UniLive: Sie haben Germanistik und Romanistik studiert. Was hat Sie schlussendlich in die unflätige Ecke getrieben?
Roland Ris: Es war das Interesse am Abseitigen der Sprache – dort, wo noch Freiheit und Kreativität ist. Die Initialzündung war aber, dass ich mich stark mit Soziolinguistik beschäftigte und gemerkt habe, was für Unterschiede es zwischen gesellschaftlichen Schichten in ihrer Sprache gibt. Am Anfang meiner Forschung stand also eine Art Sammelwut, diese Ausdrücke zu dokumentieren.

Fluchforschung wird international kaum betrieben. Gab es im Lauf Ihrer Karriere manchmal Schwierigkeiten, das Feld als „seriös“ zu verteidigen?

Ris: Ja, manche Kollegen hatten Vorbehalte, vor allem religiöse.

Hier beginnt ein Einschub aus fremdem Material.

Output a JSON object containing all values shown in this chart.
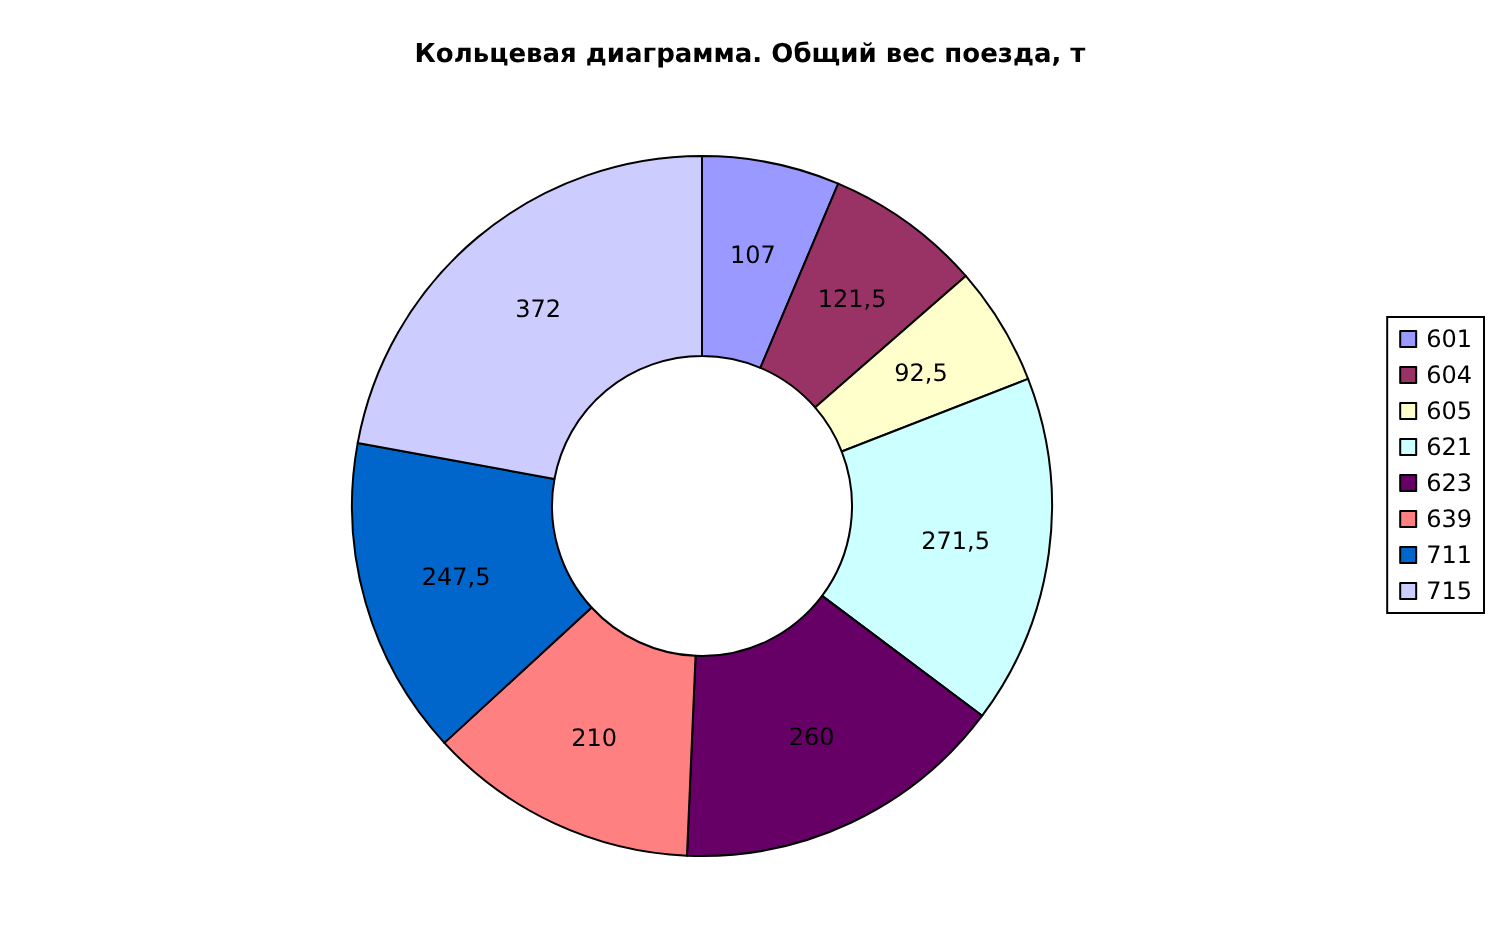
{
  "chart_data": {
    "type": "donut",
    "title": "Кольцевая диаграмма. Общий вес поезда, т",
    "categories": [
      "601",
      "604",
      "605",
      "621",
      "623",
      "639",
      "711",
      "715"
    ],
    "values": [
      107,
      121.5,
      92.5,
      271.5,
      260,
      210,
      247.5,
      372
    ],
    "value_labels": [
      "107",
      "121,5",
      "92,5",
      "271,5",
      "260",
      "210",
      "247,5",
      "372"
    ],
    "colors": [
      "#9999ff",
      "#993366",
      "#ffffcc",
      "#ccffff",
      "#660066",
      "#ff8080",
      "#0066cc",
      "#ccccff"
    ],
    "legend": "right"
  }
}
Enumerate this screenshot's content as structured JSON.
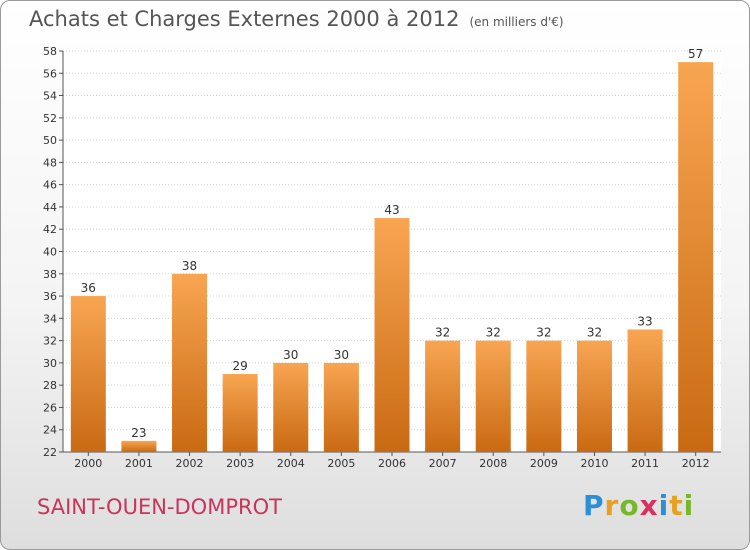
{
  "chart_data": {
    "type": "bar",
    "title": "Achats et Charges Externes 2000 à 2012",
    "subtitle": "(en milliers d'€)",
    "categories": [
      "2000",
      "2001",
      "2002",
      "2003",
      "2004",
      "2005",
      "2006",
      "2007",
      "2008",
      "2009",
      "2010",
      "2011",
      "2012"
    ],
    "values": [
      36,
      23,
      38,
      29,
      30,
      30,
      43,
      32,
      32,
      32,
      32,
      33,
      57
    ],
    "ylim": [
      22,
      58
    ],
    "yticks": [
      22,
      24,
      26,
      28,
      30,
      32,
      34,
      36,
      38,
      40,
      42,
      44,
      46,
      48,
      50,
      52,
      54,
      56,
      58
    ],
    "grid": true,
    "bar_color_top": "#f8a552",
    "bar_color_bottom": "#c96a12"
  },
  "footer": {
    "town": "SAINT-OUEN-DOMPROT",
    "logo_letters": [
      "P",
      "r",
      "o",
      "x",
      "i",
      "t",
      "i"
    ],
    "logo_colors": [
      "#2a8fd8",
      "#e8a020",
      "#78b828",
      "#d83060",
      "#2a8fd8",
      "#e8a020",
      "#78b828"
    ]
  }
}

Aber ich habe mich ja immer auch mit anderen Dingen beschäftigt – auch, weil es „die Fluchforschung“ so isoliert nicht gibt.

Worum geht es dabei?
Ris: Es geht um ein kleines Segment der Alltagssprache, das im Hinblick auf die Beziehungen zwischen Menschen immer unterschiedlichund daher besonders interessant ist. Insofern ist die Disziplin keine rein linguistische, sondern auch eine soziologische und kommunikationswissenschaftliche.

Den Begriff vulgär verstehen Sie wahrscheinlich auf eine besondere Art...

Ris: Ich werte natürlich aufgrund meiner Natur als Forscher vulgäre Ausdrücke weniger, ich schreibe sie eher zu. Einer bestimmten sozialen Schicht oder einer Situation, in der Menschen häufig fluchen. Etwa im Schweizer Militärdienst, in dem viele zu fluchen beginnen, weil sie unter Druck stehen.

Wie wandeln sich Flüche und Schimpfwörter im Lauf der Zeit?

Ris: Sie haben eine Konjunktur wie die Mode, derzeit ist etwa alles „abartig“. Das Spektrum war aber früher breiter – es gibt eine Tendenz zur Vereinheitlichung.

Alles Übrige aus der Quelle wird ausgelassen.